As long as women buy into and perpetrate the myth that men are somehow better than they, the mistreatment and lack of respect for women will continue. There are many women who treat their sons like a prince to be worshiped rather than teaching him that he is an equal to the opposite sex. There are both mothers and fathers who don’t hold their sons accountable. The hero worship of men in which they get a free pass for sports and macho behavior, has to stop in order for women to find a place in society in which they can truly be considered as equals. Both men and women have to stop worshiping masculinity in order for “rape culture” to be eliminated.

Because the prejudice is more insidious and subtle, it will take something more than the symbolic gesture of Rosa Parks refusing to go to the back of the bus for these changes to take place. It cannot happen without women themselves taking a good hard look at their own internal belief systems. It will take challenging their own beliefs, and then challenging those beliefs in others when they are subtly displayed. For years, gay people put up with the ridiculous question, “When did you know you were gay?” They began to return with the question, “When did you know you were straight?” People asking the question didn’t have a clue they were doing something offensive. They thought they accepted gay people, but in truth held the underlying belief that someone just makes the choice one day. It will take something similar to that for women. Women and those men who understand and affirm their equality are going to have to start questioning and challenging the double standards. This is about more than calling a woman a bitch if she is assertive, or calling her a slut if she behaves as sexually open as a man does. This is about refusing to passively accept behavior in men that is degrading, disrespectful or demeaning to women, no matter how subtle it may be. This is about challenging things that both men and woman say, challenging the idea that it is okay to grab or touch anyone without at least their implied permission. It is about challenging the idea women are less capable or as hard working. It is about challenging rather than passively accepting, period!

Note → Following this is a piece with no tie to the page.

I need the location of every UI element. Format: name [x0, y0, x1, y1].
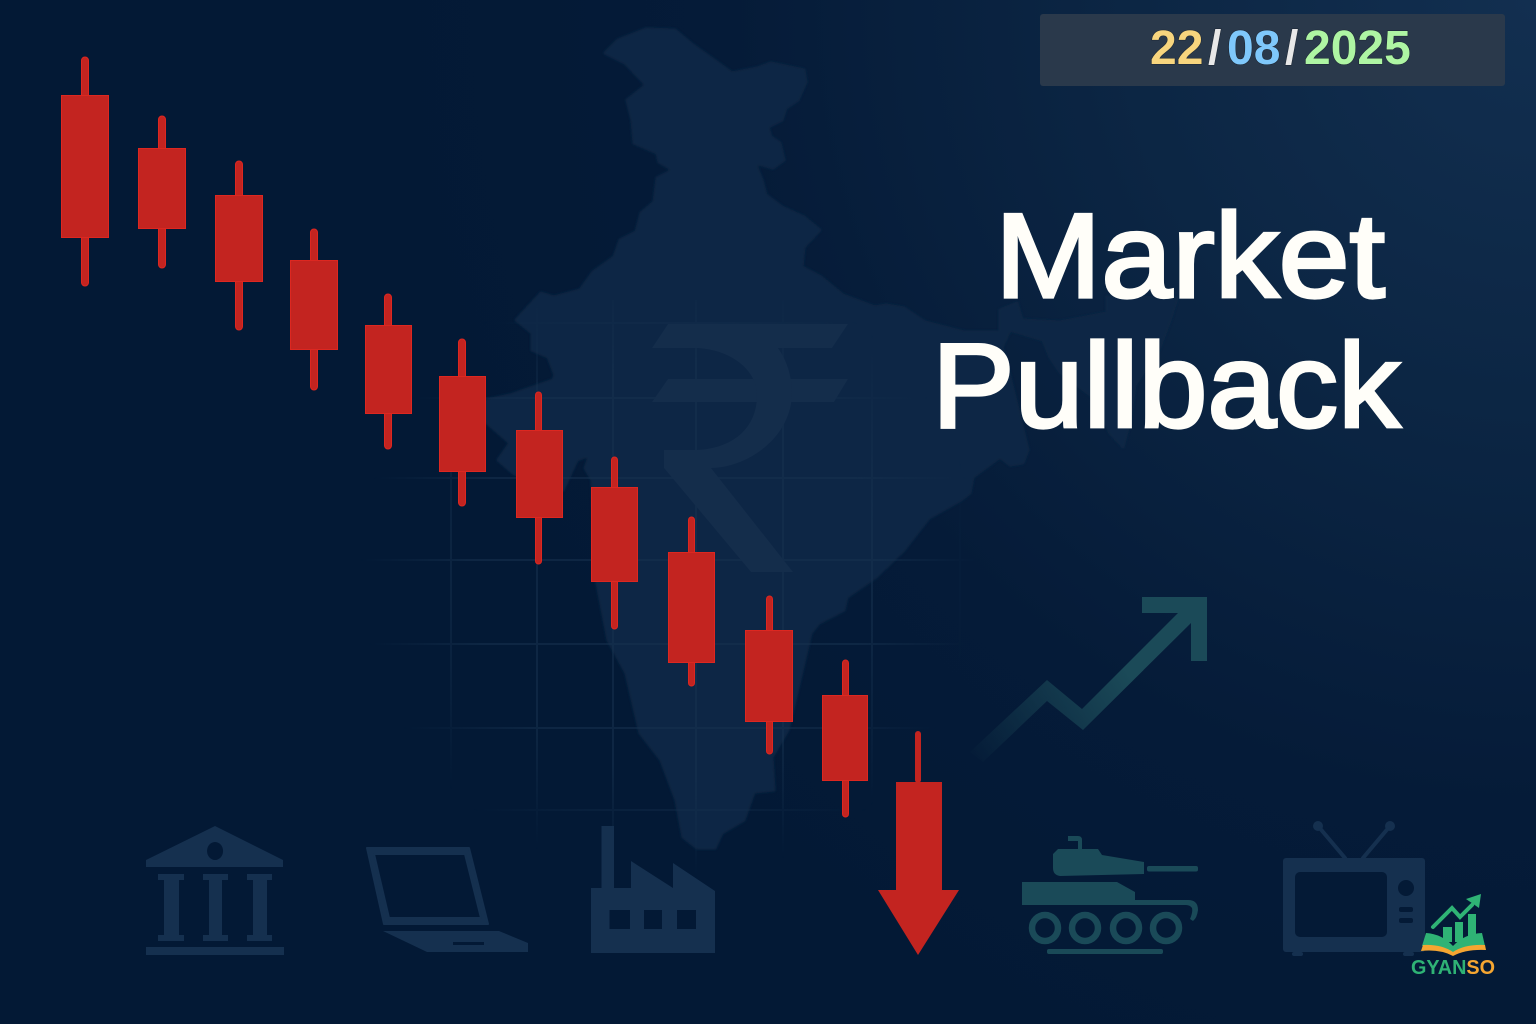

My grandmother was smarter than my grandfather. She worked twice as hard, and kept up with him every step of the way. She was a successful mother and housekeeper, a successful farmer and gardener. She had more potential in her little finger than he had in his whole body. Sometimes I wonder what might have happened if she had grown up in a world where women were respected, and given full equal rights and permissions to pursue whatever they wanted, including being a housewife or a sex symbol if that were their passion, instead of being assigned to a man. Perhaps I wouldn’t be here to write this right now, but perhaps her life could have been far better than it was.